A moral está associada a seguir uma lei, formada pela imposição de um ideal. O gesto ético consiste em perguntar o que é bom em cada caso, considerando o desejo próprio e o desejo do outro. A ética pressupõe a diversidade e a singularidade sem a perda da “zona de comum” onde as crenças compartilhadas existem. É certo que as imagens do mundo não são, precisamente, “a” realidade.

Mas, ao se moverem, estas associações de imagens ativas, permitem que a associação de imagens realizadas pelo método científico, nos tragam para perto das intuições dos pensadores antigos, das tradições que integravam de modo dinâmico o ser humano ao seu meio e aos demais seres vivos. Perdemos isso quando colocamos a razão no lugar do ideal e do divino. Com o pensamento de Espinosa e Nietzsche, voltamos a um lugar mais humano e mais elevado. Voltamos à afirmação da vida.

Estas notas não tem a precisão de um trabalho acadêmico.

Seu caráter não chega nem mesmo a ser o de uma resenha autoral.

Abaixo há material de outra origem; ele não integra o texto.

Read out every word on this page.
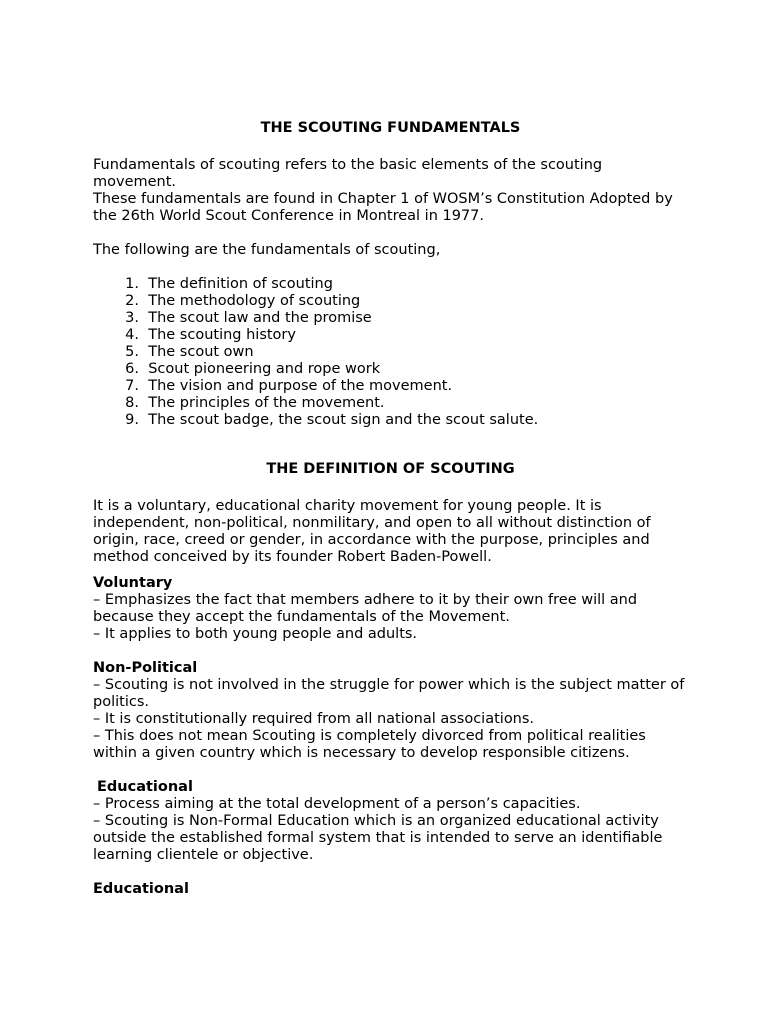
THE SCOUTING FUNDAMENTALS

Fundamentals of scouting refers to the basic elements of the scouting movement.

These fundamentals are found in Chapter 1 of WOSM’s Constitution Adopted by the 26th World Scout Conference in Montreal in 1977.

The following are the fundamentals of scouting,

1.
The definition of scouting
2.
The methodology of scouting
3.
The scout law and the promise
4.
The scouting history
5.
The scout own
6.
Scout pioneering and rope work
7.
The vision and purpose of the movement.
8.
The principles of the movement.
9.
The scout badge, the scout sign and the scout salute.

THE DEFINITION OF SCOUTING

It is a voluntary, educational charity movement for young people. It is independent, non-political, nonmilitary, and open to all without distinction of origin, race, creed or gender, in accordance with the purpose, principles and method conceived by its founder Robert Baden-Powell.

Voluntary

– Emphasizes the fact that members adhere to it by their own free will and because they accept the fundamentals of the Movement.

– It applies to both young people and adults.

Non-Political

– Scouting is not involved in the struggle for power which is the subject matter of politics.

– It is constitutionally required from all national associations.

– This does not mean Scouting is completely divorced from political realities within a given country which is necessary to develop responsible citizens.

Educational

– Process aiming at the total development of a person’s capacities.

– Scouting is Non-Formal Education which is an organized educational activity outside the established formal system that is intended to serve an identifiable learning clientele or objective.

Educational
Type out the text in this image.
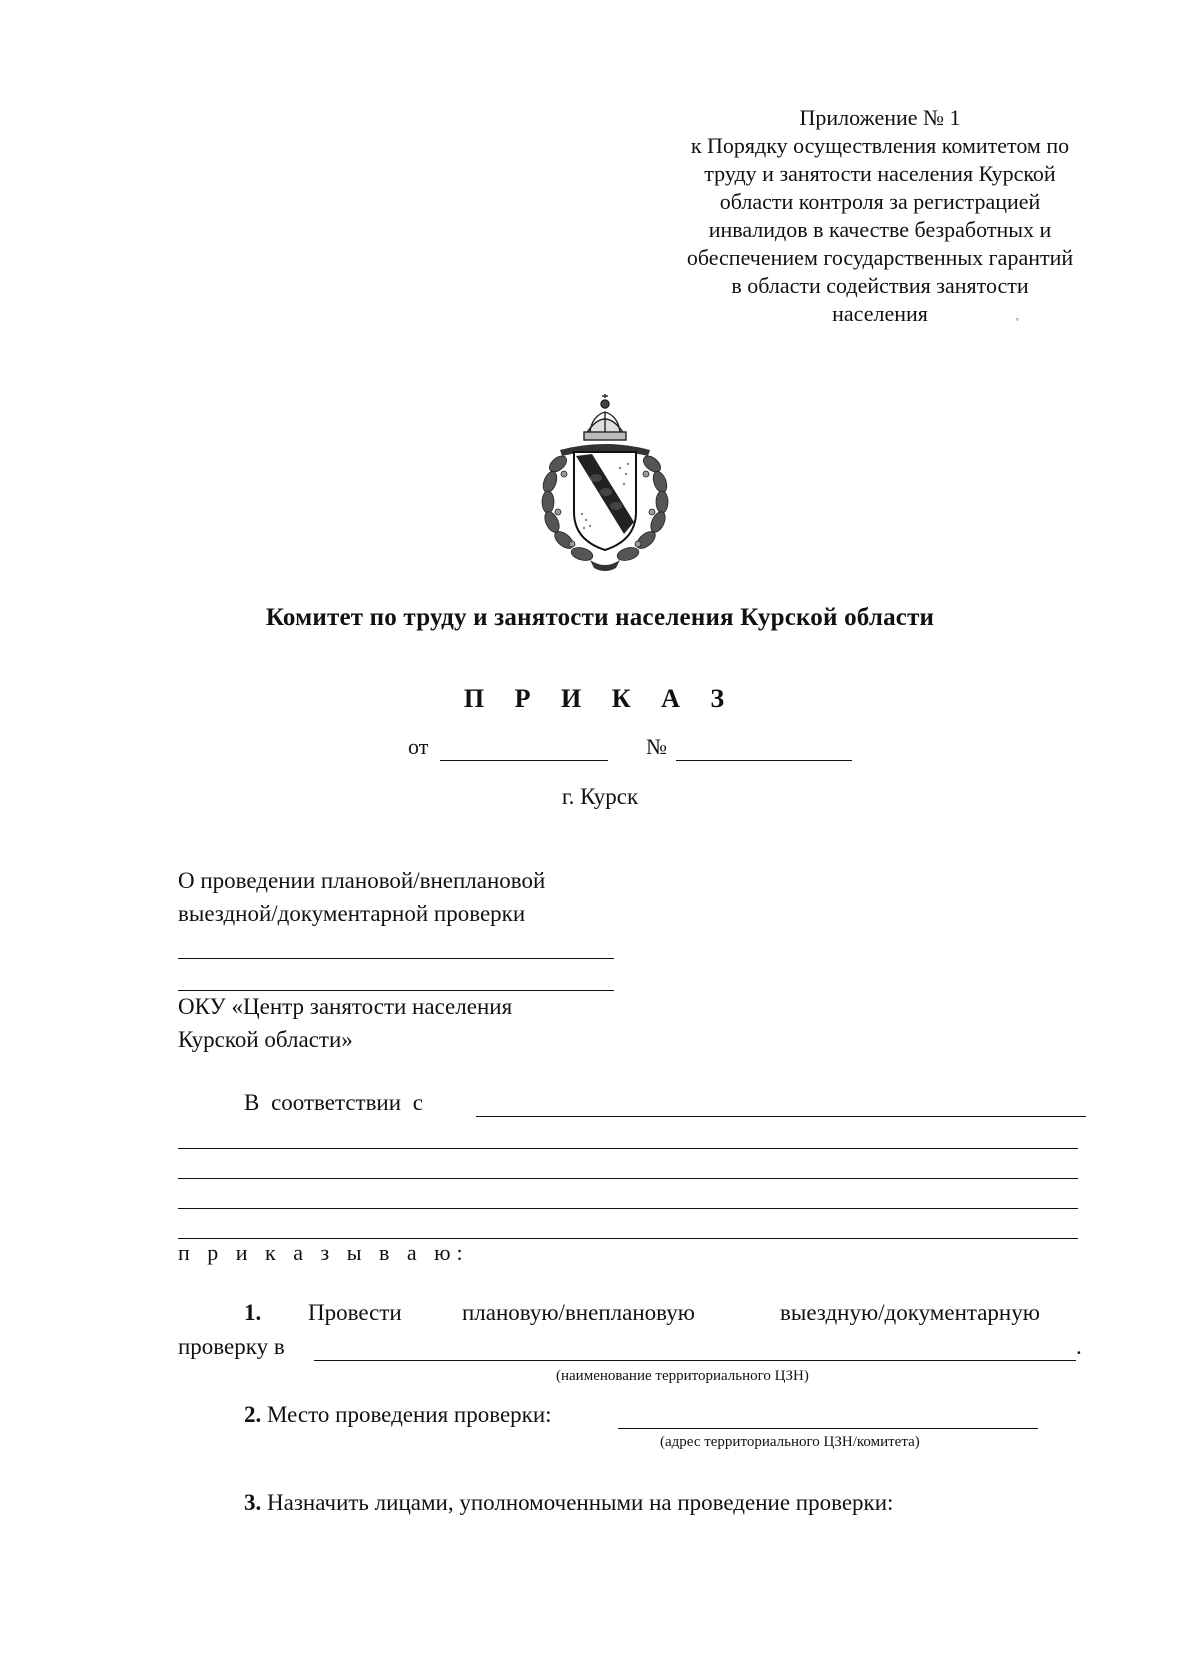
Приложение № 1
к Порядку осуществления комитетом по
труду и занятости населения Курской
области контроля за регистрацией
инвалидов в качестве безработных и
обеспечением государственных гарантий
в области содействия занятости
населения	ᵥ
Комитет по труду и занятости населения Курской области
П Р И К А З
от	№
г. Курск
О проведении плановой/внеплановой
выездной/документарной проверки
ОКУ «Центр занятости населения
Курской области»
В соответствии с
п р и к а з ы в а ю:
1. Провести	плановую/внеплановую	выездную/документарную
проверку в	.
(наименование территориального ЦЗН)
2. Место проведения проверки:
(адрес территориального ЦЗН/комитета)
3. Назначить лицами, уполномоченными на проведение проверки:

Aqui, minha associação de imagens se dá pela intuição de uma vida de leituras e reflexões.

Marco Antonio Pires de Oliveira

10 de Julho de 2021

Referências:

SPINOZA, B. Tratado da Correção do Intelecto. Breve Tratado e outros escritos. Tradução de J. Guinsburg e Newton Cunha. São Paulo: Perspectiva, 2014.

NIETZSCHE, Friedrich W. A Gaia Ciência. Tradução: Paulo César de Souza. São Paulo: Companhia das Letras, 2001.